A mutex that uses restartable sequences in Linux to attempt to lock access to a given cpu. This has the benefit that it has no atomics. The downside is that it only supports algorithms that do not need global mutual exclusion.
Note you cannot actually guarantee that you can lock this mutex. The lock may fail if it was taken by some sleeping or rescheduled thread, even though you are now running on that cpu. In general I expect the critical section to be short, so we optimistically assume you will not be rescheduled while inside the critical section, and thus generally the lock will succeed.
int rseq_mutex_static_init()
Attempts to init the library. Return non-zero on fail. Will fail if running on too old a glibc or kernel.
Undefined behaviour for the rest of the API on failure.
int rseq_mutex_init(struct rseq_mutex** mutex);
struct rseq_mutex* rseq_mutex_create();
void rseq_mutex_free(struct rseq_mutex* mutex);
Create and free a mutex.
int rseq_mutex_try_lock(struct rseq_mutex* mutex)
Try and lock a mutex. Returns the cpu id that you have locked, which is the one the thread is scheduled on.
If returns < 0, then the lock was unsuccesful.
rseq_mutex_release(struct rseq_mutex* mutex, int cpu);
Release the lock.
A simple benchmark is to test the performance of incrementing shared counters. An example use case for this is performance metrics. For comparison I copied some algorithms used by Facebook's Folly library.
The other locks used are:
- Single shared atomic counter: expected to be slow
- A range of more clever shared atomics, where the cleverness is to spread them out over multiple cache lines.
The problem here is how to figure out what cpu you are on, to know which atomic to use.

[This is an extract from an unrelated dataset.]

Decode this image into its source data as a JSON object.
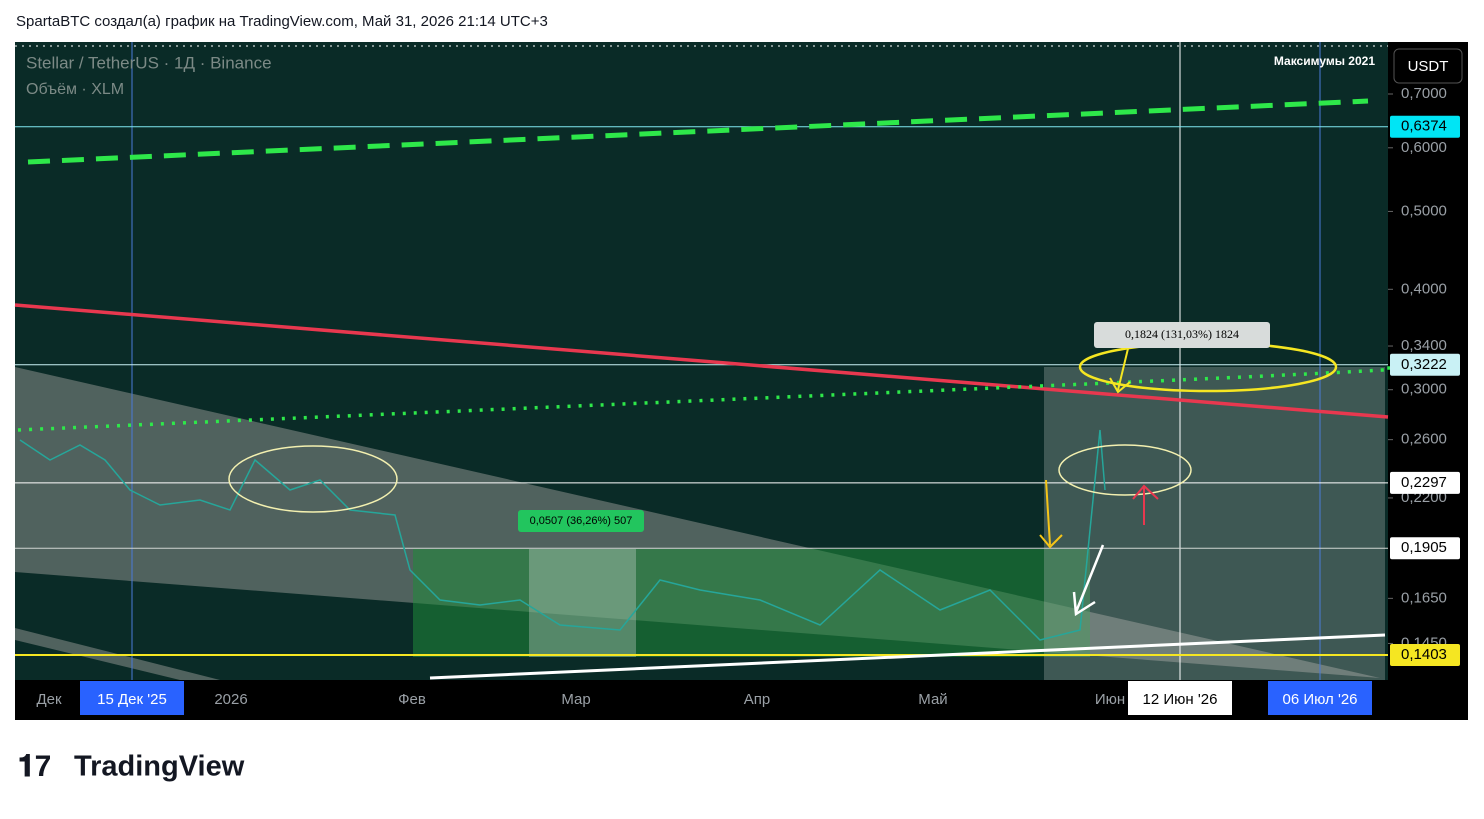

So a range is tried:
- GetCpu - use the getcpu system call
- GetCpuVdso - use the approach taken by Folly to use the VDSO version of GetCpu
- SchedGetCpu - use the sched_getcpu system call
- CachedGetCpu(*) - assume threads are scheduled on the same cpu and cache the cpu for a number (1000) of cycles
As can be seen this lock is pretty performant, and seems to be better than all for lower thread counts.
Charts were generated on Linux 6.5.8 on a i7-1360P.